Oct. 26, 2006 -- Scientists have spotted what they suspect is the first of several genes tied to inflammatory bowel disease (IBD).
The gene is called IL23R. It's noted by Yale University's Judy Cho, MD, and colleagues in Science's early online edition.
Inflammatory bowel disease includes Crohn's diseaseCrohn's disease and ulcerative colitisulcerative colitis.
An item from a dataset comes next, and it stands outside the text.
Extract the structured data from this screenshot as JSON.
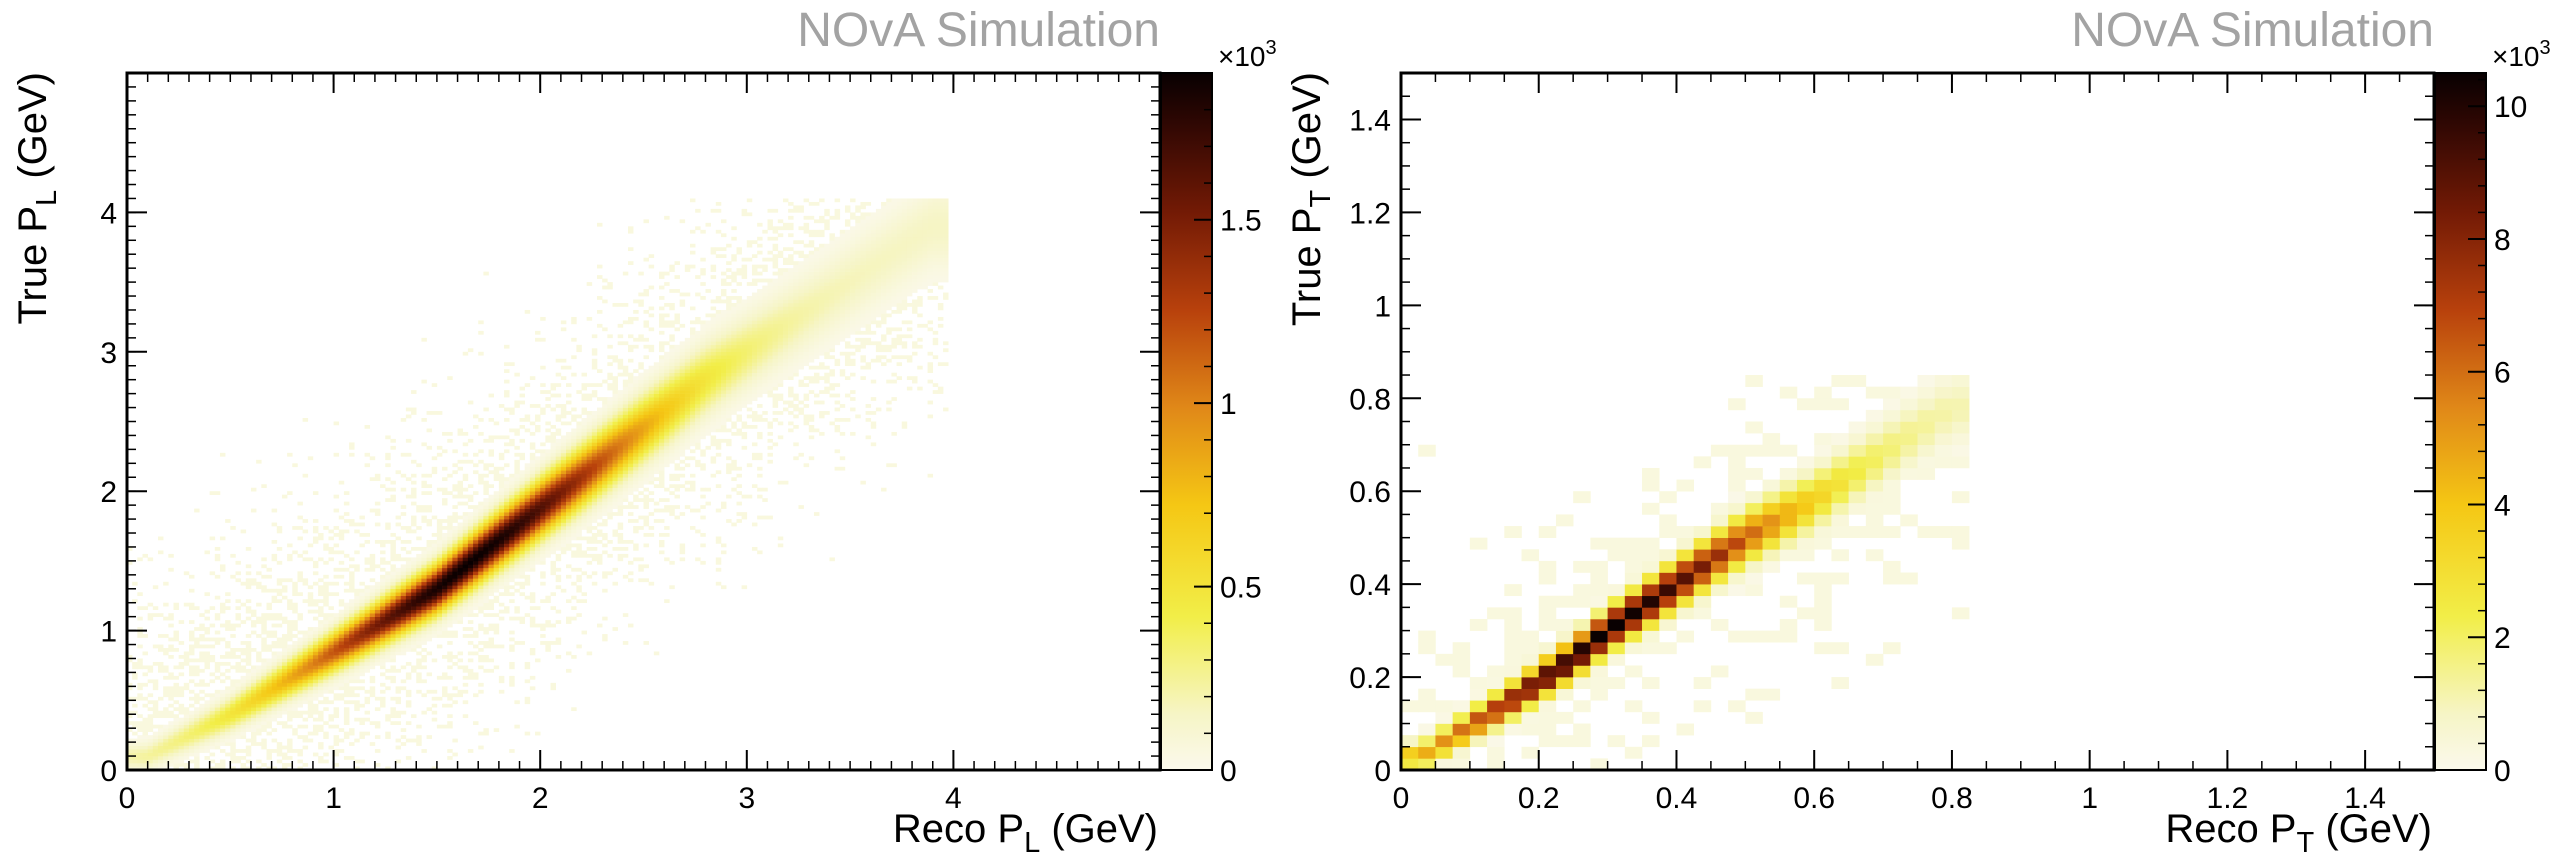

Its exact cause is unknown.
The gene discovery is "not a gene test" for IBD, and it's "not going to be an immediate panacea" for people with IBD, Cho tells WebMD. "But we have a lot better information, and the power of information, I think, is going to hopefully make a difference."
For instance, the gene findings may eventually lead to new drugs to treat IBD.
"It basically says, 'OK, let's put this at the top of the list of things that we should really work on,'" Cho says.
"Inflammatory bowel disease is an uncontrolled chronic inflammation of the intestines," Cho tells WebMD. "As you might imagine, the inflammatory process is very complex.
"Imagine a fire where there's all kinds of things that are contributing to the fire," Cho says. "The power of genetics is that it identifies ... the trigger that started the whole process."
A certain chemical pathway in the body, called the interleukin-23 pathway, was highlighted in other IBD studies, Cho notes.
"Now the genetics says the same thing," Cho says.
Cho's team checked the DNA of nearly 1,000 people with Crohn's disease and almost 1,000 people without either form of IBD. All participants were whites of European descent.
The scientists looked for DNA differences in the patients and the people without IBD. Several variations of the IL23R gene -- which rules the interleukin-23 pathway -- stood out.
In particular, people with an uncommon gene variation were two to four times less likely to have Crohn's disease, Cho says.
"So instead of thinking about the genetics of disease, maybe you should be thinking about the genetics of health," Cho says.
Cho and colleagues are continuing their gene studies.
"Undoubtedly, there are other genes" involved in IBD, Cho says. "We think that there's going to likely be at least several others."
It will be important to do IBD gene studies in people of other ethnic backgrounds, she notes.
As for new treatments, drug companies may be able to make antibodies that block the interleukin-23 pathway.
That strategy would be "very effective at tamping down inflammation, but it might be almost too potent," Cho says. "We have the inflammatory response to fight off infection."
A better approach might be to mimic the protective gene variant, Cho suggests.
"You would tamp down inflammation in a way that you're not more prone to develop infections," she says, calling the development of such drugs "a long-term goal."
One day, genetics might help predict IBD's severity in patients and tailor treatment, Cho notes.
"It's a raging debate in IBD: Are we better off when someone gets newly diagnosed with going with the big guns that potentially have more side effects, or are we better off starting with the safest drug that's maybe not as effective as some of the other ones and stepping up as patients need," she says.
"If you take a combination of IBD genes and predict these courses, that might be a logical way of individualizing therapies, or at least giving patients more information so that they can make informed decisions about their medical therapies," Cho says.